Investigations have revealed the strings that pull this puppet. Its director, José Jasán Nieves Cárdenas, is not just a journalist: He is a recipient of funding from the United States Department of State. The question isn’t just where the money comes from, but what its purpose is.
The so-called “representative informal market rate” promoted by El Toque is a farce. It fluctuates not due to genuine economic dynamics, but according to manipulation and speculation. It predicts increases, artificially induces panic and compulsive currency purchases, creating a self-fulfilling prophecy that harms ordinary citizens.
When their credibility falters, they don’t hesitate to backtrack just as abruptly and without any economic justification. How do they explain that the rate drops 115 pesos in 18 days and then jumps 110 pesos in just six, without any real economic event to justify it? The answer is simple: it’s pure manipulation.
Behind José Jasán operates a network of professionals, many trained at Cuban universities and then diverted with courses and scholarships designed to subvert the internal order. The profits from this subversive business are substantial. While the Cuban people suffer the consequences of the instability they generate, Nieves Cárdenas and his wife, Elaine Díaz Rodríguez—director of the equally subversive Periodismo de Barrio—acquired a luxurious house valued at nearly $700,000 in the United States.
The El Toque team
The financing mechanism is clandestine. Testimonies and documentary evidence show how Jasán funneled funds from the U.S. government—through Media Plus Experience—using money transfer companies and private businesses. The money arrived in accounts abroad and was physically delivered on the island to individuals selected by the U.S. government, in a clear network of currency trafficking and mercenary operations.
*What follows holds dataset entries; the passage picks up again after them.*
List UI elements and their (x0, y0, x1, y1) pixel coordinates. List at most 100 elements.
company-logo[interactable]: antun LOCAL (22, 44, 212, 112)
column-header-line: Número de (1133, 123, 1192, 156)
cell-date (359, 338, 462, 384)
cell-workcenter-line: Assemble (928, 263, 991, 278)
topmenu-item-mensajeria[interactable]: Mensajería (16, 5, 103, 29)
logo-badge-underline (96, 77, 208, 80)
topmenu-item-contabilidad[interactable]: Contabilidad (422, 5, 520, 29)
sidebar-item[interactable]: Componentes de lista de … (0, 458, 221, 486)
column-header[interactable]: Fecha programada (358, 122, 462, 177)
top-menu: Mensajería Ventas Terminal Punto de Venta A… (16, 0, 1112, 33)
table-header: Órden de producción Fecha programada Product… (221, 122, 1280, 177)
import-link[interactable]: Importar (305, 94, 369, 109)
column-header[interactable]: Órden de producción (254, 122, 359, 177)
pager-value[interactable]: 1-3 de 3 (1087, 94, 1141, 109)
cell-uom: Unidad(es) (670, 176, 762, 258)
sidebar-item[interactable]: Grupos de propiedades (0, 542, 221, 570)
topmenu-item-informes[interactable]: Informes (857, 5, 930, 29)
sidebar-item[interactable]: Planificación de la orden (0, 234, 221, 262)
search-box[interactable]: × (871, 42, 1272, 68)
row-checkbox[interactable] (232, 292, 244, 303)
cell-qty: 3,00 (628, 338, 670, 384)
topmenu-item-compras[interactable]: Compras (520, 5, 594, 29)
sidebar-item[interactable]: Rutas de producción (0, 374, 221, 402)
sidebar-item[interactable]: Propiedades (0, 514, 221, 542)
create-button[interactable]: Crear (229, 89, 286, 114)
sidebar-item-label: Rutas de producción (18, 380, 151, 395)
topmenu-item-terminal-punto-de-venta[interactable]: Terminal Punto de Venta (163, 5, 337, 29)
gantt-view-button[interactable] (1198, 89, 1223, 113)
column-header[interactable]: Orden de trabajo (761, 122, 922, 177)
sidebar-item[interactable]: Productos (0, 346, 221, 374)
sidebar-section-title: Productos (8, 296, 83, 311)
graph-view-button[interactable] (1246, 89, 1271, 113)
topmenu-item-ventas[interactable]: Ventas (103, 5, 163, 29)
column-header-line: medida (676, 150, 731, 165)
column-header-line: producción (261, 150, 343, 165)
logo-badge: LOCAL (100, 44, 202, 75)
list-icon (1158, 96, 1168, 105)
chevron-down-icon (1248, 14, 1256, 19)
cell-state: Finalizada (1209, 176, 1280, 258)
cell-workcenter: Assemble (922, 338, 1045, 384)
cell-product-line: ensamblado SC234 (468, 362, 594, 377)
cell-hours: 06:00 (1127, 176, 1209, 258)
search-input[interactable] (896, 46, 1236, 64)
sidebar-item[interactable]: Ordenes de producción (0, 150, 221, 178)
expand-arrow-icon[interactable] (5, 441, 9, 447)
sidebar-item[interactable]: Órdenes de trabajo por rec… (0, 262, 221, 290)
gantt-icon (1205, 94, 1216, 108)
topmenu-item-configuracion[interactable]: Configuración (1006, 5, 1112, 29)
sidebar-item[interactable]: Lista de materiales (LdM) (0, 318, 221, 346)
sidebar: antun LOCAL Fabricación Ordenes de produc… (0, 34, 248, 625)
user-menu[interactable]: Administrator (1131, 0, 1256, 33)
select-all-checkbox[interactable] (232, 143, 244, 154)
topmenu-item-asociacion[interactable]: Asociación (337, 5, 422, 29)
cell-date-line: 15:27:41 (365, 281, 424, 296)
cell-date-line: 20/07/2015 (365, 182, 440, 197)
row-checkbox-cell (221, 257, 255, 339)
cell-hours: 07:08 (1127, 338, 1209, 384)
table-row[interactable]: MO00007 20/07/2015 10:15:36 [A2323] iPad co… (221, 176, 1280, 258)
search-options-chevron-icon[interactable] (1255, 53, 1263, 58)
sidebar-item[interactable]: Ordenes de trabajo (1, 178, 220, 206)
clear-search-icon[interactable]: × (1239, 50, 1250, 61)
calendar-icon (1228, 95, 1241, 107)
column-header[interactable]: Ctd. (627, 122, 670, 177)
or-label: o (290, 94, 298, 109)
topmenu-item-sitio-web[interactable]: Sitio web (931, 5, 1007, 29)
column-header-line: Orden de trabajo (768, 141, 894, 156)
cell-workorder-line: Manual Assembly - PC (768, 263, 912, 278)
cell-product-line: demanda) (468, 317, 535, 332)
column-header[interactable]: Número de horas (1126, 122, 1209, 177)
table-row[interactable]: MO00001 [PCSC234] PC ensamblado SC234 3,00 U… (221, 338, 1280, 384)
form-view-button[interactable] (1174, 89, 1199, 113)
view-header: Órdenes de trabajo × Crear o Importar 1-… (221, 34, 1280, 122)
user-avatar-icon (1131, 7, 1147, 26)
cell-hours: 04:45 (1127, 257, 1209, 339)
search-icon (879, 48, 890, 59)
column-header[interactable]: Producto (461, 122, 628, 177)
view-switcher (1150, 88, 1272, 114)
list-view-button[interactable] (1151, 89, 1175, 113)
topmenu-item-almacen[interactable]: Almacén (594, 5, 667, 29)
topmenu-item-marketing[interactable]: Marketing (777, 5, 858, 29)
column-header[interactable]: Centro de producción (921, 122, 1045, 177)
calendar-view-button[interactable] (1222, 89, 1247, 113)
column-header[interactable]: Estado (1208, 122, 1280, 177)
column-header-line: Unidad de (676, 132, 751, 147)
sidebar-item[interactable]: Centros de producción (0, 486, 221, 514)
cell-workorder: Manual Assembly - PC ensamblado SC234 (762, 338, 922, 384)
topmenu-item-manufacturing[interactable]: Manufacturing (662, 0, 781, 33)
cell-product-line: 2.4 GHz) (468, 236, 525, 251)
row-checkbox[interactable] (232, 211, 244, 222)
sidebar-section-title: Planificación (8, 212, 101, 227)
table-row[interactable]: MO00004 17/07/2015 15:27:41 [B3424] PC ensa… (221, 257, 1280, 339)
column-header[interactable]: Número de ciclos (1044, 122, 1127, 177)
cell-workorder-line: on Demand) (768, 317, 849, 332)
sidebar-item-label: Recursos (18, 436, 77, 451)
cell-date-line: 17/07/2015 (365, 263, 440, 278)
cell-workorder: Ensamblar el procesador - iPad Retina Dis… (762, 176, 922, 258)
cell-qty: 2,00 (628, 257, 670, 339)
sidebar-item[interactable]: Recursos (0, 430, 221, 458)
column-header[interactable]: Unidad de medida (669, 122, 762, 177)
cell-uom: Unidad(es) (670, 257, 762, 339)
El Toque’s connection to the National Endowment for Democracy (NED), USAID, and the State Department is inseparable. Their coordination with the United States Embassy in Havana is the “occupational hazard” of a lucrative business: profiting from the destabilization of Cuba.
Born in 2013 under the auspices of Radio Netherlands, El Toque has operated through various enemy subversion centers. Today, the masks are falling. Cuba knows the truth and is accumulating documentary, expert, and testimonial evidence against this scheme. To be a mercenary against your own people, disguised as a “digital entrepreneur,” is one of the lowest betrayals.
Much more will be revealed about El Toque and its operatives. Justice and truth will continue their course.